А. Григорьев, автор «теории органической критики» — оригинальной системы анализа художественных явлений, начинал в качестве подражателя Белинскому в сороковые годы, но пришел к неприятию его основополагающих идей в конце 1850-х — начале 1860-х годов.

Вспомним, как в своих «Литературных мечтаниях» 1834 года Белинский впервые представил широкую палитру нравственного и художественного значения русской литературы, в которой невзыскательные современники насчитывали десятки гениев и в которой бойко звучали здравицы Ломоносову, Державину, Хераскову, Карамзину. При этом гениальность Пушкина нужно было еще отстаивать в горячих дискуссиях, a поэзию первых гоголевских творений почувствовать и распознать.

Привлекательными для Григорьева в творчестве раннего Белинского стали принципы историзма, защиты свободы личности, связь мировоззрения художника с обстоятельствами его жизни, признание социальной роли театра и литературы; отрицались — социальный детерминизм, стремление использовать критику в узко политических целях, принижение ценности народного творчества.
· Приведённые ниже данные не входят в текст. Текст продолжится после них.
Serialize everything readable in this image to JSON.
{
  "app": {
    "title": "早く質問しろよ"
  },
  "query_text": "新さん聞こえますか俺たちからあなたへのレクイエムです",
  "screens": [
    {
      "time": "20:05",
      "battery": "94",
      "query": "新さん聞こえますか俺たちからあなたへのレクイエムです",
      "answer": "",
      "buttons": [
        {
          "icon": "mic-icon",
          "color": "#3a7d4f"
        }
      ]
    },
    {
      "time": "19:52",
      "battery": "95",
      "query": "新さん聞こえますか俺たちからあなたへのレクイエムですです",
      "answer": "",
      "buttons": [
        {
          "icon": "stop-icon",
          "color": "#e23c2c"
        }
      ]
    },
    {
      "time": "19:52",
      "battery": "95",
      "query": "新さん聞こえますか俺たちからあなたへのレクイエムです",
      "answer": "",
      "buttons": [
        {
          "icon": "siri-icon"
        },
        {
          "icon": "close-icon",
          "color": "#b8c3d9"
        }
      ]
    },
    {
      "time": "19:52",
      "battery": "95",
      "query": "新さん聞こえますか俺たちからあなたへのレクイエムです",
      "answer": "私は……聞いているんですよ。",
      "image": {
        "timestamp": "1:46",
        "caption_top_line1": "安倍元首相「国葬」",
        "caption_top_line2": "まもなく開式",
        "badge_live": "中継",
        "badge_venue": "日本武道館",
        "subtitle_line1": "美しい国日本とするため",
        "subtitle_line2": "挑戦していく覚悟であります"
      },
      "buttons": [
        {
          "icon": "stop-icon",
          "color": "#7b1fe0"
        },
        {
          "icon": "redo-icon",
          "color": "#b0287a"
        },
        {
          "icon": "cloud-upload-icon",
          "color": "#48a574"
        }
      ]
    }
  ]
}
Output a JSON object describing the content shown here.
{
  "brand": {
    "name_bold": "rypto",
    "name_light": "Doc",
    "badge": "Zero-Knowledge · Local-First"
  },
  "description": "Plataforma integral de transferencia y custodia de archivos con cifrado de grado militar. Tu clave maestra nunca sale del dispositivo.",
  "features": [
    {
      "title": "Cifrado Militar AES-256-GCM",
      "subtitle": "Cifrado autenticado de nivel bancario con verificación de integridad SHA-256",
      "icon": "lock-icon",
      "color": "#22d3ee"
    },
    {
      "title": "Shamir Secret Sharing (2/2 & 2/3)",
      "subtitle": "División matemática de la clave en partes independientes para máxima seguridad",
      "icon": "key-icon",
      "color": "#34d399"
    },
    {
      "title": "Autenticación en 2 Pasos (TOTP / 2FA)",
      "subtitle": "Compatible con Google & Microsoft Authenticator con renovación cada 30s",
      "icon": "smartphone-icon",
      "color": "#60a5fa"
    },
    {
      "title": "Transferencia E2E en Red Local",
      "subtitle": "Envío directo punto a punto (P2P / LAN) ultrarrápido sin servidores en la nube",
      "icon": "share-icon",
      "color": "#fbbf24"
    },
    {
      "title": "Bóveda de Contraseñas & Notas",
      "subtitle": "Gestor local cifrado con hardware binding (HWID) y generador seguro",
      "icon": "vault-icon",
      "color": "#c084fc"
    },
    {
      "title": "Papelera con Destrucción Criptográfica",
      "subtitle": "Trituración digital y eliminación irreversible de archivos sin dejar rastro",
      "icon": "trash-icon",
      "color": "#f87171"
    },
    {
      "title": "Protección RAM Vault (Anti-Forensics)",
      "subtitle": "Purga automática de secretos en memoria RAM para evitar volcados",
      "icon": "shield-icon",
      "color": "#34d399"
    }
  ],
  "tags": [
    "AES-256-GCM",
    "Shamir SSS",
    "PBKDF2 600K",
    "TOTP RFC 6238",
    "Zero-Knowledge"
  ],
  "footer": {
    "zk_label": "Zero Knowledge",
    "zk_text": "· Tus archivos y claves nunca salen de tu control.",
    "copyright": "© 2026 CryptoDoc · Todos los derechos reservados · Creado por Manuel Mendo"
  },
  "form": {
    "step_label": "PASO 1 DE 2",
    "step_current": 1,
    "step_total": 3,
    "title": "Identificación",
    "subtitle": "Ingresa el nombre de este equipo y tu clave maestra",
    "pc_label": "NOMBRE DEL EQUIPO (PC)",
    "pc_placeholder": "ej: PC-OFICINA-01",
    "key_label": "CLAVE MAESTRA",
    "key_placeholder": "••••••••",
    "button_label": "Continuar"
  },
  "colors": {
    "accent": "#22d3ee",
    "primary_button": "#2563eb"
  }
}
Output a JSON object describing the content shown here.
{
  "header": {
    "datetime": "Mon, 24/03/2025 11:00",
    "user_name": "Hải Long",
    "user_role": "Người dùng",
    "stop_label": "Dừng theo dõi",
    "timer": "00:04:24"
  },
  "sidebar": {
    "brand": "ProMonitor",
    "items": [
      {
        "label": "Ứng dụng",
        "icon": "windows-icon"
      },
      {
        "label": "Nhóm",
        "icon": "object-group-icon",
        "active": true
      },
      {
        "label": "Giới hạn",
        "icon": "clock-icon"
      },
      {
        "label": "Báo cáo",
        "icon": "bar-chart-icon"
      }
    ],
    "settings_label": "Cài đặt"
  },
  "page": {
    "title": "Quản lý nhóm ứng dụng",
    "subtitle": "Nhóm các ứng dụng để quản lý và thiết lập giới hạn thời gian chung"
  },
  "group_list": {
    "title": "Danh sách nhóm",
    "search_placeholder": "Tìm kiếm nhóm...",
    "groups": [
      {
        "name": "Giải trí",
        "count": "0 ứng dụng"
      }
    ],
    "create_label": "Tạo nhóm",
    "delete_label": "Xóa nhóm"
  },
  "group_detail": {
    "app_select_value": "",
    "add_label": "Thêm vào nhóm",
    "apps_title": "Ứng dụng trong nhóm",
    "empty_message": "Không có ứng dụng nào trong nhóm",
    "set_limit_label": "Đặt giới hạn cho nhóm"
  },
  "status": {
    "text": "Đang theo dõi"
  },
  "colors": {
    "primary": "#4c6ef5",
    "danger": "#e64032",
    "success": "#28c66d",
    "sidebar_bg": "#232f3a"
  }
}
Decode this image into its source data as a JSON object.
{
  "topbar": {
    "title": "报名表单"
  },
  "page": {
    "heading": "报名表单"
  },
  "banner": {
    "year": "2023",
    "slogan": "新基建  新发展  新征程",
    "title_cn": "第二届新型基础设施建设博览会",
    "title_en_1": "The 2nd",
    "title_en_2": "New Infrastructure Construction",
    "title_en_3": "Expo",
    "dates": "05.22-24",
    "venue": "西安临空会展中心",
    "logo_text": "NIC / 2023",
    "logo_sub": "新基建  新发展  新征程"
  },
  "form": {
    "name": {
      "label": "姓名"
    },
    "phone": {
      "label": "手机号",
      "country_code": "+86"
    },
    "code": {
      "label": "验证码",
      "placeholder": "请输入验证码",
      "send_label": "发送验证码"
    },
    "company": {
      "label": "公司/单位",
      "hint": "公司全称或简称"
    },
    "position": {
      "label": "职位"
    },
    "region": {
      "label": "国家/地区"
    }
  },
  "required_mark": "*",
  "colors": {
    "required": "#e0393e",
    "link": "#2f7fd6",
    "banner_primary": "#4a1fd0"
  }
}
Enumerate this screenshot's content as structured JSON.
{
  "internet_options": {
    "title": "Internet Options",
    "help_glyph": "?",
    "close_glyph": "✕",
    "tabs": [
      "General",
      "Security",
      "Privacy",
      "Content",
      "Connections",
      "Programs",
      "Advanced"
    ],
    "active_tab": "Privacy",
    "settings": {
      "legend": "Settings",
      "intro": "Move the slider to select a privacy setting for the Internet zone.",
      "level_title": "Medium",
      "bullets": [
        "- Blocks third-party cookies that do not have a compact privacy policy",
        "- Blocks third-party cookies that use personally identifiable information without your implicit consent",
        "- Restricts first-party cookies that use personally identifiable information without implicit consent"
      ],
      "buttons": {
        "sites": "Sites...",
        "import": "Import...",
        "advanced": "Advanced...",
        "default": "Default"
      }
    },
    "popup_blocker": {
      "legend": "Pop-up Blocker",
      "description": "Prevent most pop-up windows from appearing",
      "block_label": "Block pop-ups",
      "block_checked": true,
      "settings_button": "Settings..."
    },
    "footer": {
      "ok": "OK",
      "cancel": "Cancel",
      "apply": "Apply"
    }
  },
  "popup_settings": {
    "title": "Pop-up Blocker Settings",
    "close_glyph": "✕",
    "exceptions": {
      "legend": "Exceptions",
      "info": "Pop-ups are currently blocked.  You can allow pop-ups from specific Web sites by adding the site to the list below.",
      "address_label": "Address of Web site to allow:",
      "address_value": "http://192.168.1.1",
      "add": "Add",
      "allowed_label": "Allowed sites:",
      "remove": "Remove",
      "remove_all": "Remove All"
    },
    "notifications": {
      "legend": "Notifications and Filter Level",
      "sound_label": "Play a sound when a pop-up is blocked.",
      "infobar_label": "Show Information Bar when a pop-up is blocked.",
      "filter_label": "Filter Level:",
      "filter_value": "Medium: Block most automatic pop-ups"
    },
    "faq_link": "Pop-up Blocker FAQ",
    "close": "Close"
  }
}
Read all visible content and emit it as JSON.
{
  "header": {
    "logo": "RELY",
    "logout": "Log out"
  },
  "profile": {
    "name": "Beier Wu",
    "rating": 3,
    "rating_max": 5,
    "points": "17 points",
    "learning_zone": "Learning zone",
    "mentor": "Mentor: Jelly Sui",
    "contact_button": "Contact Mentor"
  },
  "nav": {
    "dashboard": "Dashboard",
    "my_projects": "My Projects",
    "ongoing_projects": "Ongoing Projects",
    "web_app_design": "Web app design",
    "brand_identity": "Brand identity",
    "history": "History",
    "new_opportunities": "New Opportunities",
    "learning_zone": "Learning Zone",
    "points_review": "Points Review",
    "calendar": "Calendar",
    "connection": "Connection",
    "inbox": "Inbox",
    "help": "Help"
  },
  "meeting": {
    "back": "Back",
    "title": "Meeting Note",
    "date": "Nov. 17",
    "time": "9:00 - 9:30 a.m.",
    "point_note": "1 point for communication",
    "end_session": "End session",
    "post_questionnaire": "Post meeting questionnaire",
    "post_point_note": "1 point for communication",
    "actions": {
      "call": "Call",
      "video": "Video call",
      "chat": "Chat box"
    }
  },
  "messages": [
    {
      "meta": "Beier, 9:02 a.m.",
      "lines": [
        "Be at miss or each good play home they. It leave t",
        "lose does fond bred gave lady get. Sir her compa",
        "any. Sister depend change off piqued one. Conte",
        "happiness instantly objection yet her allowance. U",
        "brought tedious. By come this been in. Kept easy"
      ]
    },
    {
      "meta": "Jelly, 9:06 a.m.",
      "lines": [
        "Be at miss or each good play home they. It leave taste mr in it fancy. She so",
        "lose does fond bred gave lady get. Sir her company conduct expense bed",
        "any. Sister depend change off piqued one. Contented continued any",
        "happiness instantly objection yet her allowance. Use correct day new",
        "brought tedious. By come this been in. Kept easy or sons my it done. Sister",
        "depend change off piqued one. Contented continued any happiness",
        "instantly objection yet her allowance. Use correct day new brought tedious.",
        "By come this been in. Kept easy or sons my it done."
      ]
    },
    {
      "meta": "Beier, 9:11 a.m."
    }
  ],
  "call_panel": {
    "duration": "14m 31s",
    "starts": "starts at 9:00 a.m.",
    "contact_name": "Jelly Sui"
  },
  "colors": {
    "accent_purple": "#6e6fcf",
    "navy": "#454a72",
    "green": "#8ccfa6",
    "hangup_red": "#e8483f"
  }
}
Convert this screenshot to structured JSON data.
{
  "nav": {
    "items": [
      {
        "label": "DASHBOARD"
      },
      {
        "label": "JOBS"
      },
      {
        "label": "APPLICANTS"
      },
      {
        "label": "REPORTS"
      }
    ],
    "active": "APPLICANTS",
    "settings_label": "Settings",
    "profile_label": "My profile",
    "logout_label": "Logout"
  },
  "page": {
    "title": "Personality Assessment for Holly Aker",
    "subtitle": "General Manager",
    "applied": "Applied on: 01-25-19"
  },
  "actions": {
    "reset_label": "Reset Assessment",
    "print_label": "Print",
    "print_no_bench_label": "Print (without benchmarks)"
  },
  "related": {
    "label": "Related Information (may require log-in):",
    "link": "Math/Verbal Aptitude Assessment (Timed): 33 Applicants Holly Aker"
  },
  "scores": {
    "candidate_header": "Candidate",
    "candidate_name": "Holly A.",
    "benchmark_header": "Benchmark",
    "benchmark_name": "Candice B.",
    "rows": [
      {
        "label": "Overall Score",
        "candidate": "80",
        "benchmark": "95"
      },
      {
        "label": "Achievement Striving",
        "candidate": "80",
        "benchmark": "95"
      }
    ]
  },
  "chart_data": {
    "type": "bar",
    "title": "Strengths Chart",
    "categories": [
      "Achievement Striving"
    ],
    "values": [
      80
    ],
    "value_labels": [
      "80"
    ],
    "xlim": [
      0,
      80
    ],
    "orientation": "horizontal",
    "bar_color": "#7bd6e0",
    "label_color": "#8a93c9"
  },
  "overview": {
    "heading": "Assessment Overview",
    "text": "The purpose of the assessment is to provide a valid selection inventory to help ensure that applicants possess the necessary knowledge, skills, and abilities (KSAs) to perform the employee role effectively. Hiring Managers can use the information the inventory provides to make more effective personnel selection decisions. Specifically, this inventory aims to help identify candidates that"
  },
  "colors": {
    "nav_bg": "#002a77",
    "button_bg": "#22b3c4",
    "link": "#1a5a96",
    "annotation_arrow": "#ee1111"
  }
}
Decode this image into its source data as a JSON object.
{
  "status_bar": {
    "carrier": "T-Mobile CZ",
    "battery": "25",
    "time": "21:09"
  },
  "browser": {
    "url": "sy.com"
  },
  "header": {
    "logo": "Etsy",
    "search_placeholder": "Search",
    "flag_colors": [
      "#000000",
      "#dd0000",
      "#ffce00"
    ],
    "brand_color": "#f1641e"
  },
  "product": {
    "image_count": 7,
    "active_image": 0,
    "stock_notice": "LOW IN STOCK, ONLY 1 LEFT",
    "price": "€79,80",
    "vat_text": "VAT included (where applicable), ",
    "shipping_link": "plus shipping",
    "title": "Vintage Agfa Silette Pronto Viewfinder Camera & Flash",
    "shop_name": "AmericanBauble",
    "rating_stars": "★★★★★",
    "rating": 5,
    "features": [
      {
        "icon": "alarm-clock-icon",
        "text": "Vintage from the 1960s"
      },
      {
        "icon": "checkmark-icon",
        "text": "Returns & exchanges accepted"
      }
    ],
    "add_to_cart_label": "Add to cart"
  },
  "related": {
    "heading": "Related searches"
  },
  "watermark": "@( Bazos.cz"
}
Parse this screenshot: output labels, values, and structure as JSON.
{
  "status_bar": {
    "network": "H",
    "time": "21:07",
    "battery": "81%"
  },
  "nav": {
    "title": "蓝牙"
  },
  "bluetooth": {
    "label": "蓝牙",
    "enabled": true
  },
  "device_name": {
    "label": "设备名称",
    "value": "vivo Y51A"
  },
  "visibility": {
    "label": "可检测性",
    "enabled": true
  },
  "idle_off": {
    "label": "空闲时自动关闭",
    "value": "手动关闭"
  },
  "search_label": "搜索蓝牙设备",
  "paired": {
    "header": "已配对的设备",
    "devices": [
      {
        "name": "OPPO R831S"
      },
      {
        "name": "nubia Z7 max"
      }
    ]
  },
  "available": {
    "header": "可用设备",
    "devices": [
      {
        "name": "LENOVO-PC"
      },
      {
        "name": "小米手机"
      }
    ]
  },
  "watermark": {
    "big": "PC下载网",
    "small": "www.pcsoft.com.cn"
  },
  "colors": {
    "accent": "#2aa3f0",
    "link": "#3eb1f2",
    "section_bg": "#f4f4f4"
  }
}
Вызывали нарекания суждения Белинского о человеке как «гражданине мира» — «космоса», а о русском народе — как выразителе одной из сторон жизни всего человечества (что было отзвуком увлечения философией Гегеля).

«Славянство и народность» значили для западника Белинского совсем не то, что для Григорьева и для нас в новейшее время. Белинский видел в этих течениях только одну сторону — патриархального застоя, воспринимая их как препятствие «прогрессивному» ходу культурной цивилизации, постепенно теряя сочувствие к народной, непосредственной, безыскусной поэзии.

«Слава Богу, — пишет Белинский, в 1844 году, — теперь это беснование (собирать народные песни и переводить чужие) уже прошло; теперь им одержимы только люди недалекие, которым суждено вечно повторятъ чужие зады и не замечать смены старого новым. Никто не думает теперь отвергать относительного достоинства народной поэзии, но никто уже кроме людей запоздалых не думает придаватъ ей важности, которой она не имеет».

Григорьев придерживался концепции морально-нравственного усовершенствования человека и в противовес Белинскому строил свою теорию на основах славянофильства (хотя частенько критиковал его за проявления ортодоксальной религиозности, за подавление личности «общинностью»).

Отношение к близкому идейно движению славянофилов Григорьевым определялось так: «Самая горестная вещь, — пишет он H. Н. Страхову в 1856 году, — что я решительно один без всякого знамени. Славянофильство также не признает меня своим — да я не хотел никогда его признанья».

В чем, упрощенно, выражается сущность «теории органической критики» Григорьева, которая до наших дней является руководством для литературных аналитиков и рецензентов. Вся мировая литература — единый и цельный живой организм, а каждое отдельное литературное произведение — частичка этого великого организма, самый верный способ изучения которого — последовательное шествие к истине путем сопоставлений, сближений и аналогий. От каждой строфы, афоризма, литературного образа тянутся скрытые нити к общему жизненному центру, а первая задача критика — различить и точно обозначить все разветвления этой системы: «У всякого великого писателя, — пишет Григорьев, — найдете вы в прошедшем предшественников в том деле, которое составляет его слово, найдете явления, которые смело можете назвать формациями его идеи».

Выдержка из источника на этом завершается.